Il ne peut y avoir de reprise sans sécurité sanitaire. Une course de vitesse est engagée entre l’épidémie et la campagne de vaccination : la première accélère avec les variants quand la seconde est à l’arrêt. La première condition de la reprise porte donc sur le rattrapage du retard accumulé en matière de vaccination en réhabilitant le vaccin AstraZeneca qui a été invraisemblablement discrédité par les pouvoirs publics, en instituant une obligation de vaccination pour les soignants, en simplifiant et assouplissant les procédures et ordres de priorité kafkaïens. Au lieu de dépenser quoi qu’il en coûte, il faut vacciner à tout prix. Simultanément, il convient de travailler à la mise en place d’un passeport sanitaire numérique, seul à même de permettre la réouverture des secteurs sinistrés.
Le plan de relance mérite aussi d’être profondément revu, afin de le purger des quelque 40 milliards d’aides sociales déguisées mais aussi de mieux coordonner les mesures de soutien et les objectifs de moyen terme, aujourd’hui largement déconnectés. À défaut le rêve technocratique de l’économie idéale de 2030 risque fort de se fracasser sur la ruine des entreprises en 2021. La France gagnerait dans ce domaine à s’inspirer du travail engagé par Mario Draghi en Italie.

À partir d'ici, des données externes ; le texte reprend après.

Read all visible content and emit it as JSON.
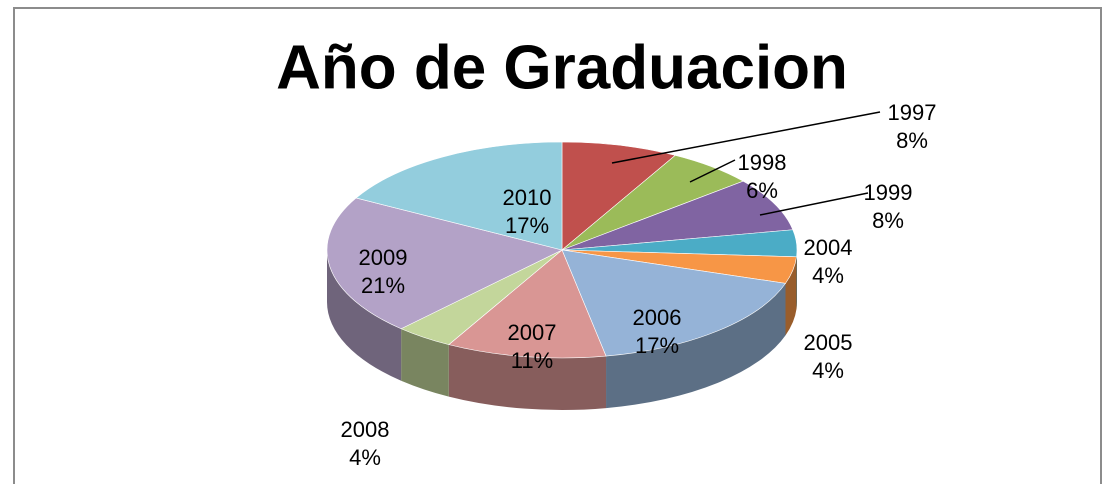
{
  "chart_data": {
    "type": "pie",
    "title": "Año de Graduacion",
    "categories": [
      "1997",
      "1998",
      "1999",
      "2004",
      "2005",
      "2006",
      "2007",
      "2008",
      "2009",
      "2010"
    ],
    "values": [
      8,
      6,
      8,
      4,
      4,
      17,
      11,
      4,
      21,
      17
    ],
    "value_labels": [
      "8%",
      "6%",
      "8%",
      "4%",
      "4%",
      "17%",
      "11%",
      "4%",
      "21%",
      "17%"
    ],
    "colors": [
      "#c0504d",
      "#9bbb59",
      "#8064a2",
      "#4bacc6",
      "#f79646",
      "#95b3d7",
      "#d99694",
      "#c3d69b",
      "#b3a2c7",
      "#93cddd"
    ]
  }
}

L’amélioration de la compétitivité, largement abandonnée depuis la pandémie – à l’exception de la baisse des impôts de production – , constitue plus que jamais un impératif. Elle passe par un effort sur tous les facteurs de production. Le travail, avec l’introduction d’une plus grande flexibilité, l’utilisation systématique du chômage partiel pour la formation, la mobilisation pour les jeunes afin d’éviter une génération perdue. L’épargne qui devrait être réorientée vers les entreprises grâce à une incitation fiscale simple et massive.

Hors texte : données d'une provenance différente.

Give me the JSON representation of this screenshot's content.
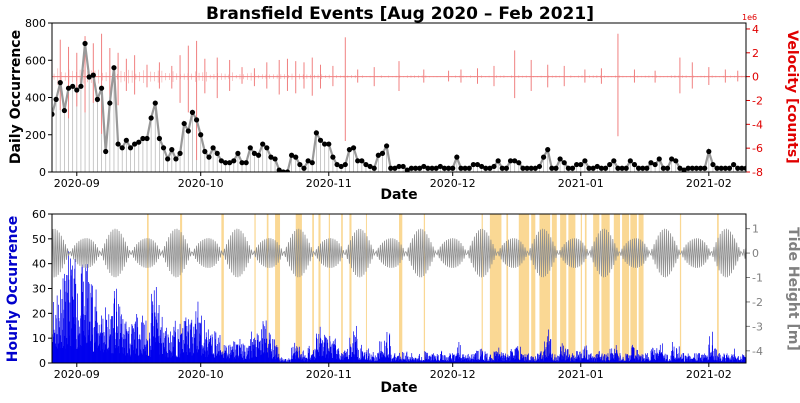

Le véritable moteur de la reprise demeure politique. Les Français ont besoin de renouer avec l’espoir et la confiance dans l’avenir, de se rassembler pour reconstruire le pays. Cela implique un changement radical d’esprit. Il est temps de rompre avec la logique, dictée par le principe de précaution, qui consiste à privilégier la fermeture de toutes les activités et des frontières avec l’illusion qu’elle sera neutralisée par le déversement de fonds publics financés par la dette. La priorité doit désormais aller à la réouverture en assurant la sécurité sanitaire ainsi qu’à la conclusion d’un nouveau pacte économique et social tourné vers la production et l’innovation. Au lieu d’infantiliser les Français et de chercher à les rassurer en masquant la situation critique du pays sous la dette, il convient de faire la vérité et de placer les citoyens devant leurs responsabilités. La première condition de la reprise, c’est de rompre avec la gangue de mensonge et de lâcheté qui étouffe la France.